The silver lining of not surfing for two months is that it’s almost 4/3 time, and the water’s actually started to warm up. Life is good.

Missing Surf in the Days of COVID-19

I have so much to be grateful for in this strange unprecedented time. My loved ones. My health. A stable source of income. And I think about that and dwell in that gratitude every day.

But I’m struggling with the closures of the beaches due to COVID-19.

Not being able to pull up, wax my board and paddle out—not being able to call up friends for an early morning pre work session, not feeling that happiest of feelings as I pop up and ride the face—I really miss it.

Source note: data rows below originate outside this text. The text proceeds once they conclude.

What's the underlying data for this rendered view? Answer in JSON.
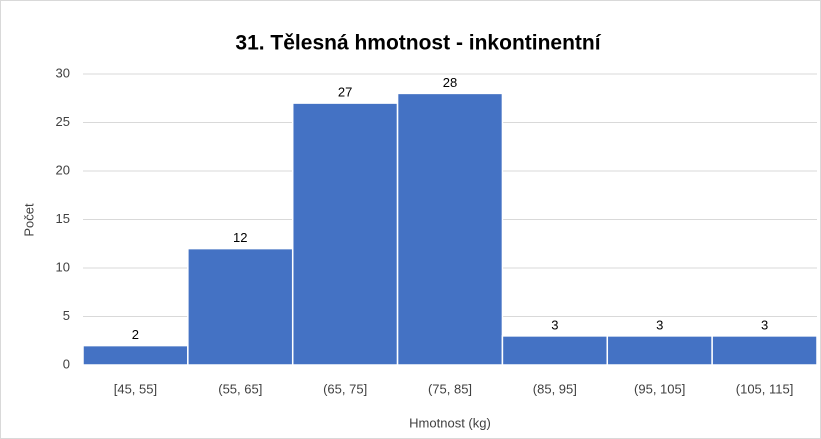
{
  "chart_data": {
    "type": "bar",
    "title": "31. Tělesná hmotnost - inkontinentní",
    "x_label": "Hmotnost (kg)",
    "y_label": "Počet",
    "categories": [
      "[45, 55]",
      "(55, 65]",
      "(65, 75]",
      "(75, 85]",
      "(85, 95]",
      "(95, 105]",
      "(105, 115]"
    ],
    "values": [
      2,
      12,
      27,
      28,
      3,
      3,
      3
    ],
    "color": "#4472c4",
    "ylim": [
      0,
      30
    ],
    "yticks": [
      0,
      5,
      10,
      15,
      20,
      25,
      30
    ],
    "grid": true
  }
}
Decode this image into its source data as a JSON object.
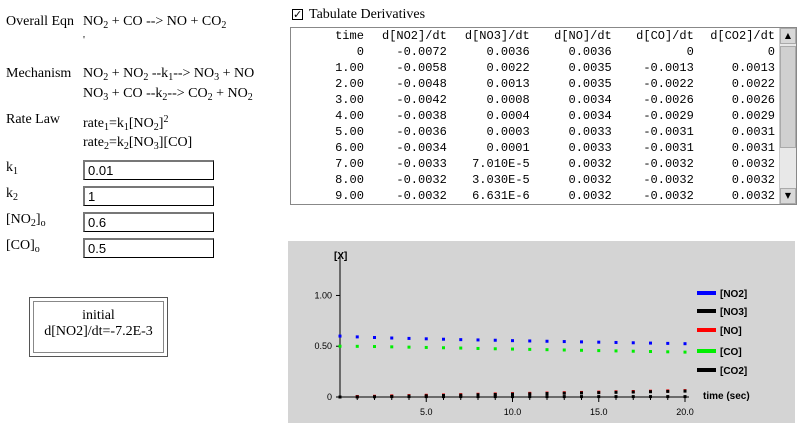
{
  "equation": {
    "label": "Overall Eqn",
    "r1": "NO",
    "r1_sub": "2",
    "r2": " + CO --> NO + CO",
    "r2_sub": "2",
    "tick": "'"
  },
  "mechanism": {
    "label": "Mechanism",
    "step1": {
      "a": "NO",
      "a_sub": "2",
      "b": " + NO",
      "b_sub": "2",
      "c": " --k",
      "k_sub": "1",
      "d": "--> NO",
      "d_sub": "3",
      "e": " + NO"
    },
    "step2": {
      "a": "NO",
      "a_sub": "3",
      "b": " + CO --k",
      "k_sub": "2",
      "c": "--> CO",
      "c_sub": "2",
      "d": " + NO",
      "d_sub": "2"
    }
  },
  "rate_law": {
    "label": "Rate Law",
    "rate1": {
      "a": "rate",
      "a_sub": "1",
      "b": "=k",
      "b_sub": "1",
      "c": "[NO",
      "c_sub": "2",
      "d": "]",
      "d_sup": "2"
    },
    "rate2": {
      "a": "rate",
      "a_sub": "2",
      "b": "=k",
      "b_sub": "2",
      "c": "[NO",
      "c_sub": "3",
      "d": "][CO]"
    }
  },
  "params": {
    "k1": {
      "label": "k",
      "sub": "1",
      "value": "0.01"
    },
    "k2": {
      "label": "k",
      "sub": "2",
      "value": "1"
    },
    "no2o": {
      "label": "[NO",
      "sub": "2",
      "label2": "]",
      "sub2": "o",
      "value": "0.6"
    },
    "coo": {
      "label": "[CO]",
      "sub": "o",
      "value": "0.5"
    }
  },
  "tabulate": {
    "checked_mark": "✓",
    "label": "Tabulate Derivatives"
  },
  "table": {
    "headers": [
      "time",
      "d[NO2]/dt",
      "d[NO3]/dt",
      "d[NO]/dt",
      "d[CO]/dt",
      "d[CO2]/dt"
    ],
    "rows": [
      [
        "0",
        "-0.0072",
        "0.0036",
        "0.0036",
        "0",
        "0"
      ],
      [
        "1.00",
        "-0.0058",
        "0.0022",
        "0.0035",
        "-0.0013",
        "0.0013"
      ],
      [
        "2.00",
        "-0.0048",
        "0.0013",
        "0.0035",
        "-0.0022",
        "0.0022"
      ],
      [
        "3.00",
        "-0.0042",
        "0.0008",
        "0.0034",
        "-0.0026",
        "0.0026"
      ],
      [
        "4.00",
        "-0.0038",
        "0.0004",
        "0.0034",
        "-0.0029",
        "0.0029"
      ],
      [
        "5.00",
        "-0.0036",
        "0.0003",
        "0.0033",
        "-0.0031",
        "0.0031"
      ],
      [
        "6.00",
        "-0.0034",
        "0.0001",
        "0.0033",
        "-0.0031",
        "0.0031"
      ],
      [
        "7.00",
        "-0.0033",
        "7.010E-5",
        "0.0032",
        "-0.0032",
        "0.0032"
      ],
      [
        "8.00",
        "-0.0032",
        "3.030E-5",
        "0.0032",
        "-0.0032",
        "0.0032"
      ],
      [
        "9.00",
        "-0.0032",
        "6.631E-6",
        "0.0032",
        "-0.0032",
        "0.0032"
      ]
    ]
  },
  "initial": {
    "title": "initial",
    "value": "d[NO2]/dt=-7.2E-3"
  },
  "scroll": {
    "up": "▲",
    "down": "▼"
  },
  "chart_data": {
    "type": "scatter",
    "ylabel": "[X]",
    "xlabel": "time (sec)",
    "xlim": [
      0,
      20
    ],
    "ylim": [
      0,
      1.3
    ],
    "xticks": [
      "5.0",
      "10.0",
      "15.0",
      "20.0"
    ],
    "yticks": [
      "0",
      "0.50",
      "1.00"
    ],
    "legend_position": "right",
    "series": [
      {
        "name": "[NO2]",
        "color": "#0000ff",
        "x": [
          0,
          1,
          2,
          3,
          4,
          5,
          6,
          7,
          8,
          9,
          10,
          11,
          12,
          13,
          14,
          15,
          16,
          17,
          18,
          19,
          20
        ],
        "y": [
          0.6,
          0.592,
          0.586,
          0.581,
          0.577,
          0.573,
          0.569,
          0.565,
          0.562,
          0.559,
          0.555,
          0.552,
          0.549,
          0.546,
          0.543,
          0.54,
          0.537,
          0.534,
          0.531,
          0.528,
          0.525
        ]
      },
      {
        "name": "[NO3]",
        "color": "#000000",
        "x": [
          0,
          1,
          2,
          3,
          4,
          5,
          6,
          7,
          8,
          9,
          10,
          11,
          12,
          13,
          14,
          15,
          16,
          17,
          18,
          19,
          20
        ],
        "y": [
          0,
          0.003,
          0.004,
          0.004,
          0.004,
          0.004,
          0.004,
          0.004,
          0.004,
          0.004,
          0.004,
          0.004,
          0.004,
          0.004,
          0.004,
          0.004,
          0.004,
          0.004,
          0.004,
          0.004,
          0.004
        ]
      },
      {
        "name": "[NO]",
        "color": "#ff0000",
        "x": [
          0,
          1,
          2,
          3,
          4,
          5,
          6,
          7,
          8,
          9,
          10,
          11,
          12,
          13,
          14,
          15,
          16,
          17,
          18,
          19,
          20
        ],
        "y": [
          0,
          0.004,
          0.007,
          0.011,
          0.014,
          0.017,
          0.02,
          0.023,
          0.027,
          0.03,
          0.033,
          0.036,
          0.039,
          0.042,
          0.045,
          0.048,
          0.051,
          0.054,
          0.057,
          0.06,
          0.063
        ]
      },
      {
        "name": "[CO]",
        "color": "#00ee00",
        "x": [
          0,
          1,
          2,
          3,
          4,
          5,
          6,
          7,
          8,
          9,
          10,
          11,
          12,
          13,
          14,
          15,
          16,
          17,
          18,
          19,
          20
        ],
        "y": [
          0.5,
          0.499,
          0.497,
          0.494,
          0.491,
          0.488,
          0.485,
          0.482,
          0.478,
          0.475,
          0.472,
          0.469,
          0.466,
          0.463,
          0.46,
          0.457,
          0.454,
          0.451,
          0.448,
          0.445,
          0.442
        ]
      },
      {
        "name": "[CO2]",
        "color": "#000000",
        "x": [
          0,
          1,
          2,
          3,
          4,
          5,
          6,
          7,
          8,
          9,
          10,
          11,
          12,
          13,
          14,
          15,
          16,
          17,
          18,
          19,
          20
        ],
        "y": [
          0,
          0.001,
          0.003,
          0.006,
          0.009,
          0.012,
          0.015,
          0.018,
          0.022,
          0.025,
          0.028,
          0.031,
          0.034,
          0.037,
          0.04,
          0.043,
          0.046,
          0.049,
          0.052,
          0.055,
          0.058
        ]
      }
    ]
  }
}
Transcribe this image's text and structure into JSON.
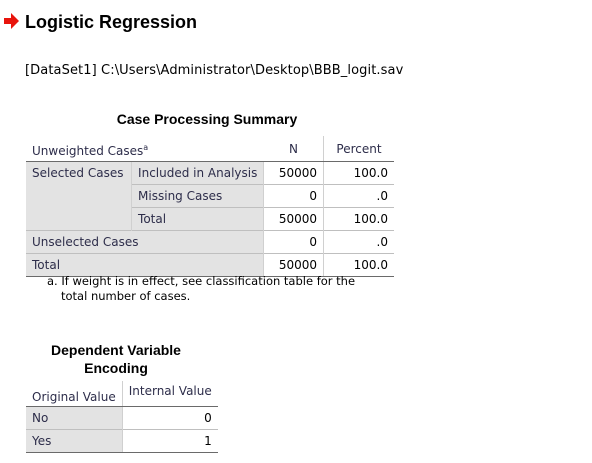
{
  "header": {
    "title": "Logistic Regression",
    "dataset_path": "[DataSet1] C:\\Users\\Administrator\\Desktop\\BBB_logit.sav",
    "arrow_color": "#e8140c",
    "arrow_icon": "red-arrow-icon"
  },
  "case_summary": {
    "title": "Case Processing Summary",
    "corner_label": "Unweighted Cases",
    "corner_sup": "a",
    "col_n": "N",
    "col_percent": "Percent",
    "selected_label": "Selected Cases",
    "rows": [
      {
        "sub": "Included in Analysis",
        "n": "50000",
        "pct": "100.0"
      },
      {
        "sub": "Missing Cases",
        "n": "0",
        "pct": ".0"
      },
      {
        "sub": "Total",
        "n": "50000",
        "pct": "100.0"
      }
    ],
    "unselected": {
      "label": "Unselected Cases",
      "n": "0",
      "pct": ".0"
    },
    "total": {
      "label": "Total",
      "n": "50000",
      "pct": "100.0"
    },
    "footnote": "a. If weight is in effect, see classification table for the total number of cases."
  },
  "encoding": {
    "title": "Dependent Variable Encoding",
    "col_original": "Original Value",
    "col_internal": "Internal Value",
    "rows": [
      {
        "original": "No",
        "internal": "0"
      },
      {
        "original": "Yes",
        "internal": "1"
      }
    ]
  }
}
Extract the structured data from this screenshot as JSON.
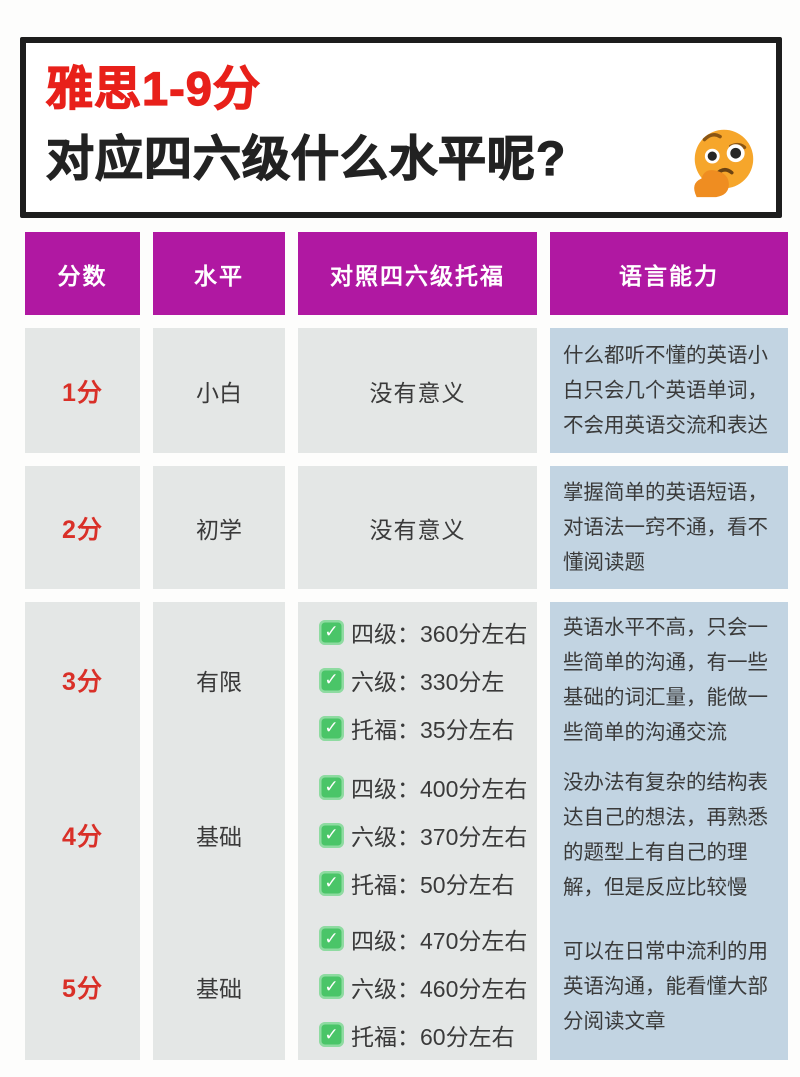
{
  "header": {
    "title_line1": "雅思1-9分",
    "title_line2": "对应四六级什么水平呢?",
    "emoji": "thinking-face"
  },
  "table": {
    "columns": [
      "分数",
      "水平",
      "对照四六级托福",
      "语言能力"
    ],
    "rows": [
      {
        "score": "1分",
        "level": "小白",
        "comparison": [
          {
            "checked": false,
            "text": "没有意义"
          }
        ],
        "ability": "什么都听不懂的英语小白只会几个英语单词，不会用英语交流和表达"
      },
      {
        "score": "2分",
        "level": "初学",
        "comparison": [
          {
            "checked": false,
            "text": "没有意义"
          }
        ],
        "ability": "掌握简单的英语短语，对语法一窍不通，看不懂阅读题"
      },
      {
        "score": "3分",
        "level": "有限",
        "comparison": [
          {
            "checked": true,
            "text": "四级：360分左右"
          },
          {
            "checked": true,
            "text": "六级：330分左"
          },
          {
            "checked": true,
            "text": "托福：35分左右"
          }
        ],
        "ability": "英语水平不高，只会一些简单的沟通，有一些基础的词汇量，能做一些简单的沟通交流"
      },
      {
        "score": "4分",
        "level": "基础",
        "comparison": [
          {
            "checked": true,
            "text": "四级：400分左右"
          },
          {
            "checked": true,
            "text": "六级：370分左右"
          },
          {
            "checked": true,
            "text": "托福：50分左右"
          }
        ],
        "ability": "没办法有复杂的结构表达自己的想法，再熟悉的题型上有自己的理解，但是反应比较慢"
      },
      {
        "score": "5分",
        "level": "基础",
        "comparison": [
          {
            "checked": true,
            "text": "四级：470分左右"
          },
          {
            "checked": true,
            "text": "六级：460分左右"
          },
          {
            "checked": true,
            "text": "托福：60分左右"
          }
        ],
        "ability": "可以在日常中流利的用英语沟通，能看懂大部分阅读文章"
      }
    ]
  },
  "icons": {
    "check": "✓"
  },
  "colors": {
    "header_magenta": "#b018a2",
    "title_red": "#e8201a",
    "score_red": "#d93028",
    "check_green": "#4ac568",
    "cell_gray": "#e4e7e6",
    "ability_blue": "#c2d4e2",
    "border_black": "#1d1d1d"
  }
}
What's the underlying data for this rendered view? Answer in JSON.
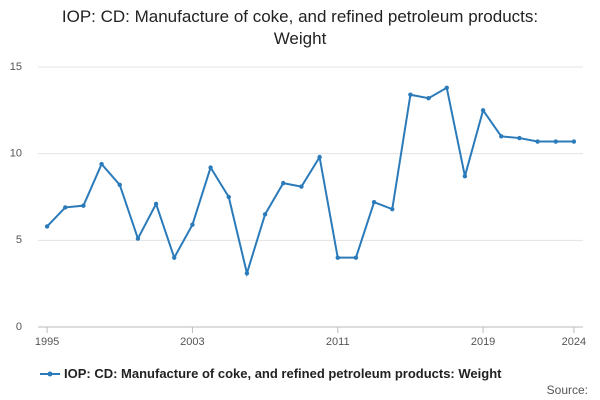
{
  "chart_data": {
    "type": "line",
    "title": "IOP: CD: Manufacture of coke, and refined petroleum products: Weight",
    "x": [
      1995,
      1996,
      1997,
      1998,
      1999,
      2000,
      2001,
      2002,
      2003,
      2004,
      2005,
      2006,
      2007,
      2008,
      2009,
      2010,
      2011,
      2012,
      2013,
      2014,
      2015,
      2016,
      2017,
      2018,
      2019,
      2020,
      2021,
      2022,
      2023,
      2024
    ],
    "series": [
      {
        "name": "IOP: CD: Manufacture of coke, and refined petroleum products: Weight",
        "color": "#2b7bba",
        "values": [
          5.8,
          6.9,
          7.0,
          9.4,
          8.2,
          5.1,
          7.1,
          4.0,
          5.9,
          9.2,
          7.5,
          3.1,
          6.5,
          8.3,
          8.1,
          9.8,
          4.0,
          4.0,
          7.2,
          6.8,
          13.4,
          13.2,
          13.8,
          8.7,
          12.5,
          11.0,
          10.9,
          10.7,
          10.7,
          10.7
        ]
      }
    ],
    "xlim": [
      1994.5,
      2024.5
    ],
    "xticks": [
      1995,
      2003,
      2011,
      2019,
      2024
    ],
    "ylim": [
      0,
      15
    ],
    "yticks": [
      0,
      5,
      10,
      15
    ],
    "grid": true,
    "source": "Source:"
  }
}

It’s like a hole in my heart. It’s like a phantom limb.

I’m so grateful for what I have. And I can stand behind measures to keep us safe, 100%. But it doesn’t mean I’m wild for it. It doesn’t mean I’m not going bananas when I drive by the beach [which I haven’t been able to stop doing] and there’s just peeling glass. Endless peeling glass and not a bobbing neoprene donning body in sight.

It’s been 2-3 weeks or more since I last got into the ocean and I’m feeling it. I’m feeling buzzy, itchy, grumpy. My skin is suffering—that salt water in the winter has been such a salve against the awful ornery New England winters. And frankly, some days I feel a direct correlation with my confidence level. Surfing for me, is such an instant boost to my confidence and my energy. It instantly makes me feel happy. It instantly makes me feel good. I miss that. Miss it really bad.

I know what I need to do. I need to take advantage of all the surf workouts being posted, I need to get back into my surfboard making project I’ve been doing with Maddie, I need to visualize and dream myself on the water. I need to watch the endless queue of surfing movies I have saved. So that’s what I’m going to do. I’m going to stay focused, stay in shape and dream of surf. In the words of Kolohe Kai—”I’ve got a date with Ms Blue.” The date’s just TBD.